L’Incontro Casuale e la Tensione che Sale

‘Sei italiana? Bellissima’, mormora. Io rido piano, ‘Sì, e tu? Sembri uno che viaggia molto’. Le sue mani grandi sul bracciolo, sfiorano la mia. Brivido. Il rumore dei motori lontani, annunci al microfono. L’urgenza mi eccita: nessuno ci conosce, parto tra un’ora. ‘Ho caldo’, dico, slaccio un bottone. Lui deglutisce, il rigonfiamento nei pantaloni cresce. ‘Mostrami di più’, sussurra. Io esito, guardo intorno – lounge semivuoto, angolino privato dietro la parete. Mi alzo, ‘Vieni’. Lo porto lì, contro il muro.

Le sue mani mi palpano il culo, ‘Cazzo, che fica soda’. Io gli slaccio la cintura, tiro giù la zip. Il cazzo salta fuori, grosso, venoso, cappella rossa lucida di precum. ‘Mmm, duro per me?’, dico afferrandolo. Caldo, pulsante. Lui mi spinge contro il muro, freddo sulla schiena, mi alza la gonna. ‘Sei bagnata, troia’. Sì, la mutanda fradicia. Mi strappa le autoreggenti, leccandomi la figa rasata. Lingua ruvida sul clitoride, succhia forte. Io gemo piano, ‘Piano, c’è gente… ahh sì, leccami lì’. Il sapore salato della mia eccitazione, misto al suo sudore.

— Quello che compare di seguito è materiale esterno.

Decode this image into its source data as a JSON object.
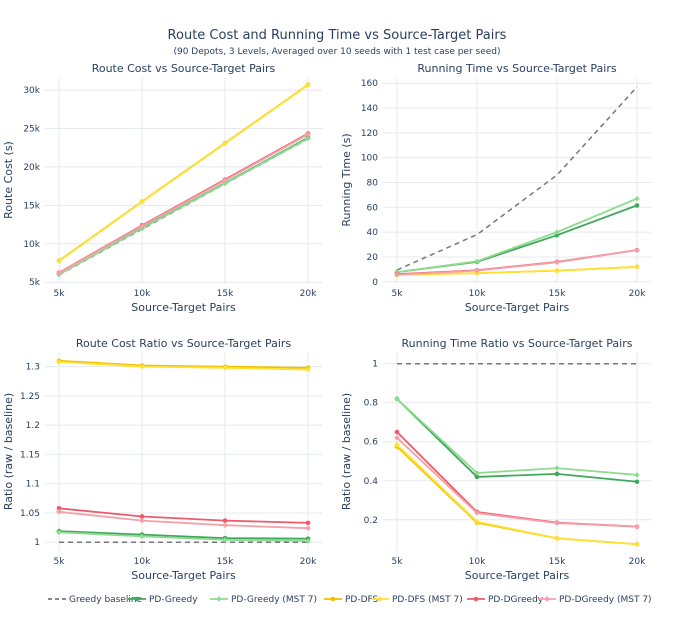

L’Esplosione di Passione e l’Addio Frettoloso

Non resisto. Mi inginocchio sul cuoio duro del pavimento, lo prendo in bocca. Gola piena, lo incullo profondo, saliva che cola. ‘Cazzo, che bocca calda’, ansima lui, afferrandomi i capelli. Io pompo veloce, la lingua sul frenulo, le palle pelose contro il mento. Lui trema, ‘Sto per venire’. No, lo fermo, ‘Non ancora. Sborrami in figa’. Mi alzo, gli volto le spalle, appoggio al muro. Lui mi sbatte dentro di colpo, cazzo spesso che mi spacca. ‘Ahh! Sì, scopami forte!’, urlo piano. Colpi secchi, palle che sbattono sul mio culo. Sudore che cola tra le tette, aria gelida sui capezzoli. Lui mi morde il collo, ‘Fica stretta, italiana puttana’. Io vengo prima, figa che si contrae, schizzi sul pavimento. Lui spinge, ‘Prendo il tuo utero’, e sborra dentro, caldo fiotti che mi riempiono.

Ci rivestiamo veloci, respiri affannati. ‘Il mio volo’, dico baciandolo. Lui sorride, ‘Anonimi per sempre’. Esco dal lounge, gambe molli, figa che gocciola sperma nelle mutande. Sul gate, seduto, il rumore dei motori mi ricorda i suoi gemiti. Libera, lontana da casa, nessuno sa. Che eccitazione, quell’urgenza del partenza. Vorrei rifarlo domani.